September 27, 2013

Some Whitfield taxpayers will see rates go up

Charles Oliver

— Those who own property in Whitfield County outside the city of Dalton will see their county tax rates go up this year.

The Board of Commissioners voted 4-0 on Thursday to keep the county’s tax rate for its maintenance and operations budget steady at 6.061 mills. But commissioners also voted to set a cumulative tax of 2 mills for three new special tax districts, effectively raising the county’s property tax rate outside the city of Dalton by almost a third.

“Nobody likes a tax increase,” said board Chairman Mike Babb. “But we’ll be able to pay our bills for the next year. I know that there are some people who say ‘Cut, cut, cut.’ But this Board of Commissioners has looked over our budget and we don’t believe there are any significant cuts we can make without affecting our services.”

Officials project that an individual owning a home assessed at $100,000 who also qualifies for the $20,000 homestead exemption will see a tax increase of $40.

“Maybe someday someone will run for the board calling to end the recreation department and to get rid of all our professional firefighters and rely only on volunteers. That would let the county cut its spending, and I’d be happy to run against that person,” Babb said.
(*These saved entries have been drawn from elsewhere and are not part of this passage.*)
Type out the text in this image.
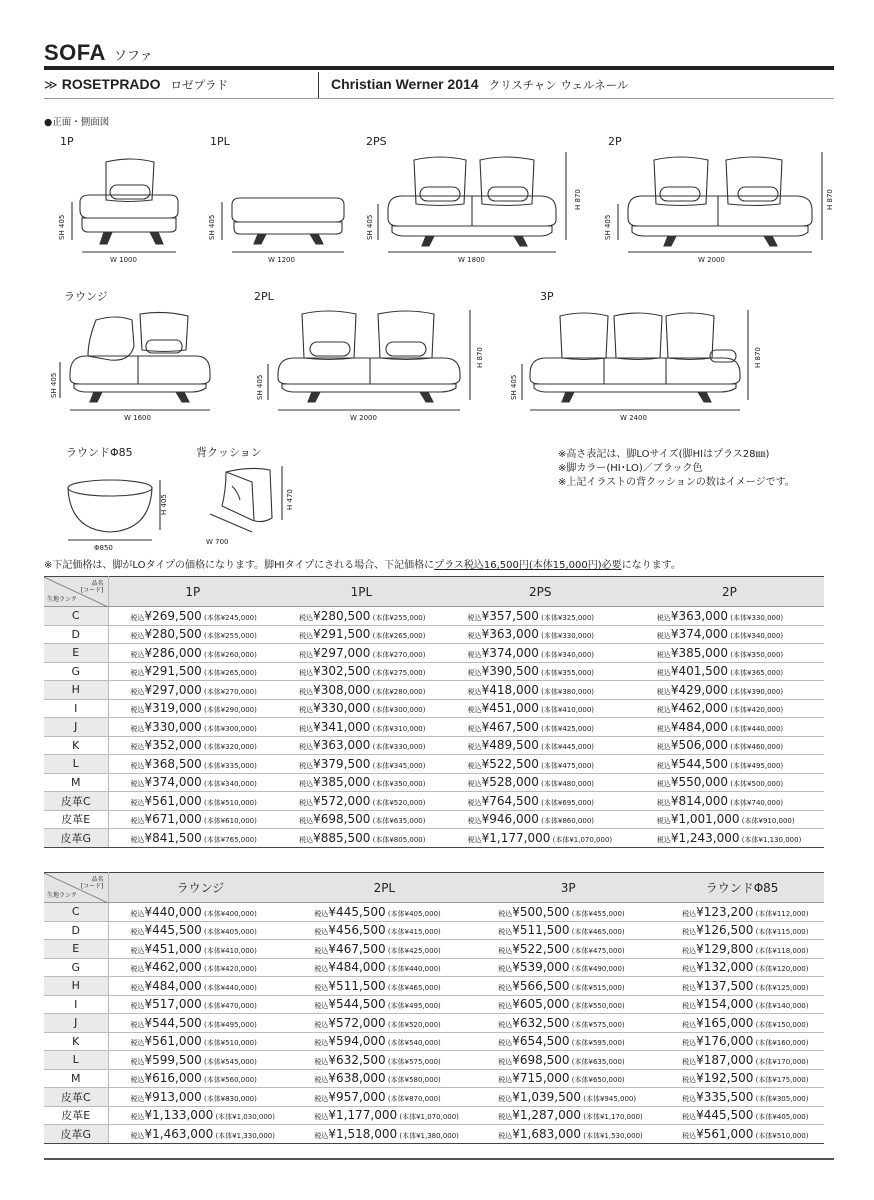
SOFA ソファ
≫ ROSETPRADO ロゼプラド	Christian Werner 2014 クリスチャン ウェルネール
●正面・側面図
1P
W 1000
SH 405
1PL
W 1200
SH 405
2PS
W 1800
SH 405
H 870
2P
W 2000
SH 405
H 870
ラウンジ
W 1600
SH 405
2PL
W 2000
SH 405
H 870
3P
W 2400
SH 405
H 870
ラウンドΦ85
Φ850
H 405
背クッション
W 700
H 470
※高さ表記は、脚LOサイズ(脚HIはプラス28㎜)
※脚カラー(HI･LO)／ブラック色
※上記イラストの背クッションの数はイメージです。
※下記価格は、脚がLOタイプの価格になります。脚HIタイプにされる場合、下記価格にプラス税込16,500円(本体15,000円)必要になります。
品名
[コード]
生地ランク	1P	1PL	2PS	2P
C	税込¥269,500 (本体¥245,000)	税込¥280,500 (本体¥255,000)	税込¥357,500 (本体¥325,000)	税込¥363,000 (本体¥330,000)
D	税込¥280,500 (本体¥255,000)	税込¥291,500 (本体¥265,000)	税込¥363,000 (本体¥330,000)	税込¥374,000 (本体¥340,000)
E	税込¥286,000 (本体¥260,000)	税込¥297,000 (本体¥270,000)	税込¥374,000 (本体¥340,000)	税込¥385,000 (本体¥350,000)
G	税込¥291,500 (本体¥265,000)	税込¥302,500 (本体¥275,000)	税込¥390,500 (本体¥355,000)	税込¥401,500 (本体¥365,000)
H	税込¥297,000 (本体¥270,000)	税込¥308,000 (本体¥280,000)	税込¥418,000 (本体¥380,000)	税込¥429,000 (本体¥390,000)
I	税込¥319,000 (本体¥290,000)	税込¥330,000 (本体¥300,000)	税込¥451,000 (本体¥410,000)	税込¥462,000 (本体¥420,000)
J	税込¥330,000 (本体¥300,000)	税込¥341,000 (本体¥310,000)	税込¥467,500 (本体¥425,000)	税込¥484,000 (本体¥440,000)
K	税込¥352,000 (本体¥320,000)	税込¥363,000 (本体¥330,000)	税込¥489,500 (本体¥445,000)	税込¥506,000 (本体¥460,000)
L	税込¥368,500 (本体¥335,000)	税込¥379,500 (本体¥345,000)	税込¥522,500 (本体¥475,000)	税込¥544,500 (本体¥495,000)
M	税込¥374,000 (本体¥340,000)	税込¥385,000 (本体¥350,000)	税込¥528,000 (本体¥480,000)	税込¥550,000 (本体¥500,000)
皮革C	税込¥561,000 (本体¥510,000)	税込¥572,000 (本体¥520,000)	税込¥764,500 (本体¥695,000)	税込¥814,000 (本体¥740,000)
皮革E	税込¥671,000 (本体¥610,000)	税込¥698,500 (本体¥635,000)	税込¥946,000 (本体¥860,000)	税込¥1,001,000 (本体¥910,000)
皮革G	税込¥841,500 (本体¥765,000)	税込¥885,500 (本体¥805,000)	税込¥1,177,000 (本体¥1,070,000)	税込¥1,243,000 (本体¥1,130,000)
品名
[コード]
生地ランク	ラウンジ	2PL	3P	ラウンドΦ85
C	税込¥440,000 (本体¥400,000)	税込¥445,500 (本体¥405,000)	税込¥500,500 (本体¥455,000)	税込¥123,200 (本体¥112,000)
D	税込¥445,500 (本体¥405,000)	税込¥456,500 (本体¥415,000)	税込¥511,500 (本体¥465,000)	税込¥126,500 (本体¥115,000)
E	税込¥451,000 (本体¥410,000)	税込¥467,500 (本体¥425,000)	税込¥522,500 (本体¥475,000)	税込¥129,800 (本体¥118,000)
G	税込¥462,000 (本体¥420,000)	税込¥484,000 (本体¥440,000)	税込¥539,000 (本体¥490,000)	税込¥132,000 (本体¥120,000)
H	税込¥484,000 (本体¥440,000)	税込¥511,500 (本体¥465,000)	税込¥566,500 (本体¥515,000)	税込¥137,500 (本体¥125,000)
I	税込¥517,000 (本体¥470,000)	税込¥544,500 (本体¥495,000)	税込¥605,000 (本体¥550,000)	税込¥154,000 (本体¥140,000)
J	税込¥544,500 (本体¥495,000)	税込¥572,000 (本体¥520,000)	税込¥632,500 (本体¥575,000)	税込¥165,000 (本体¥150,000)
K	税込¥561,000 (本体¥510,000)	税込¥594,000 (本体¥540,000)	税込¥654,500 (本体¥595,000)	税込¥176,000 (本体¥160,000)
L	税込¥599,500 (本体¥545,000)	税込¥632,500 (本体¥575,000)	税込¥698,500 (本体¥635,000)	税込¥187,000 (本体¥170,000)
M	税込¥616,000 (本体¥560,000)	税込¥638,000 (本体¥580,000)	税込¥715,000 (本体¥650,000)	税込¥192,500 (本体¥175,000)
皮革C	税込¥913,000 (本体¥830,000)	税込¥957,000 (本体¥870,000)	税込¥1,039,500 (本体¥945,000)	税込¥335,500 (本体¥305,000)
皮革E	税込¥1,133,000 (本体¥1,030,000)	税込¥1,177,000 (本体¥1,070,000)	税込¥1,287,000 (本体¥1,170,000)	税込¥445,500 (本体¥405,000)
皮革G	税込¥1,463,000 (本体¥1,330,000)	税込¥1,518,000 (本体¥1,380,000)	税込¥1,683,000 (本体¥1,530,000)	税込¥561,000 (本体¥510,000)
Officials project the new tax districts will collect a total of $3.1 million, with more than half of that money going to the fire department.
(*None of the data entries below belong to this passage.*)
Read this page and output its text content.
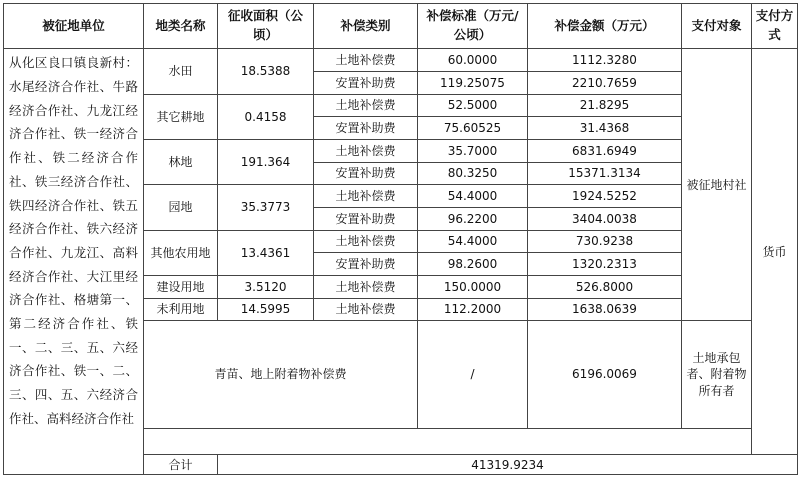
被征地单位	地类名称	征收面积（公顷）	补偿类别	补偿标准（万元/公顷）	补偿金额（万元）	支付对象	支付方式	
从化区良口镇良新村：水尾经济合作社、牛路经济合作社、九龙江经济合作社、铁一经济合作社、铁二经济合作社、铁三经济合作社、铁四经济合作社、铁五经济合作社、铁六经济合作社、九龙江、高料经济合作社、大江里经济合作社、格塘第一、第二经济合作社、铁一、二、三、五、六经济合作社、铁一、二、三、四、五、六经济合作社、高料经济合作社	水田	18.5388	土地补偿费	60.0000	1112.3280	被征地村社	货币	
			安置补助费	119.25075	2210.7659			
	其它耕地	0.4158	土地补偿费	52.5000	21.8295			
			安置补助费	75.60525	31.4368			
	林地	191.364	土地补偿费	35.7000	6831.6949			
			安置补助费	80.3250	15371.3134			
	园地	35.3773	土地补偿费	54.4000	1924.5252			
			安置补助费	96.2200	3404.0038			
	其他农用地	13.4361	土地补偿费	54.4000	730.9238			
			安置补助费	98.2600	1320.2313			
	建设用地	3.5120	土地补偿费	150.0000	526.8000			
	未利用地	14.5995	土地补偿费	112.2000	1638.0639			
	青苗、地上附着物补偿费			/	6196.0069	土地承包者、附着物所有者		

	合计	41319.9234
Commissioner Lynn Laughter said the commissioners had no alternative to creating the special tax districts.

“We were required to do this by the LOST (Local Option Sales Tax) agreement the board signed last year,” she said.
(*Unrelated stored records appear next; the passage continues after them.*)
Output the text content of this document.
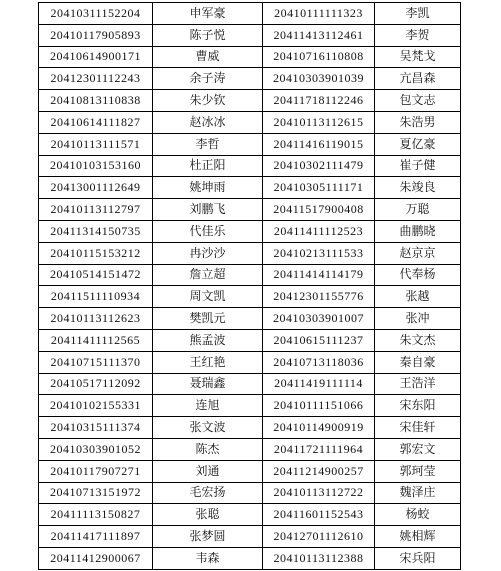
20410311152204	申军豪	20410111111323	李凯
20410117905893	陈子悦	20411413112461	李贺
20410614900171	曹威	20410716110808	吴梵戈
20412301112243	余子涛	20410303901039	亢昌森
20410813110838	朱少钦	20411718112246	包文志
20410614111827	赵冰冰	20410113112615	朱浩男
20410113111571	李哲	20411416119015	夏亿豪
20410103153160	杜正阳	20410302111479	崔子健
20413001112649	姚坤雨	20410305111171	朱竣良
20410113112797	刘鹏飞	20411517900408	万聪
20411314150735	代佳乐	20411411112523	曲鹏晓
20410115153212	冉沙沙	20410213111533	赵京京
20410514151472	詹立超	20411414114179	代奉杨
20411511110934	周文凯	20412301155776	张越
20410113112623	樊凯元	20410303901007	张冲
20411411112565	熊孟波	20410615111237	朱文杰
20410715111370	王红艳	20410713118036	秦自豪
20410517112092	聂瑞鑫	20411419111114	王浩洋
20410102155331	连旭	20410111151066	宋东阳
20410315111374	张文波	20410114900919	宋佳轩
20410303901052	陈杰	20411721111964	郭宏文
20410117907271	刘通	20411214900257	郭珂莹
20410713151972	毛宏扬	20410113112722	魏泽庄
20411113150827	张聪	20411601152543	杨蛟
20411417111897	张梦圆	20412701112610	姚相辉
20411412900067	韦森	20410113112388	宋兵阳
That agreement, signed by the county and the city of Dalton, called for special tax districts outside the city to fund services that are used primarily by those who live outside Dalton as well as the county’s share of services funded jointly with the city. The districts cover all of the county except the city of Dalton.

Commissioners agreed to create the districts after a state Superior Court judge found in favor of 15 cities that sued Gwinnett County, ruling the city’s residents don’t have to pay taxes to fund services that primarily benefit residents of unincorporated Gwinnett. Gwinnett officials at first filed an appeal, but in early 2012 they agreed to settle the lawsuit and create four special tax districts to fund services such as fire protection and police services outside those cities that provide those services.

Commissioners said the outcome of that court case played a major role in their decision to agree to create special tax districts.

“Even after this tax increase, our total revenues will remain about the same. We’ll have about $3 million in new property tax money, but we are also getting $3 million less in LOST money,” Babb said.

Under the LOST agreement signed last year, the county’s share of tax revenue dropped to 64.851 percent this year from 83.24 percent under the previous 10-year agreement.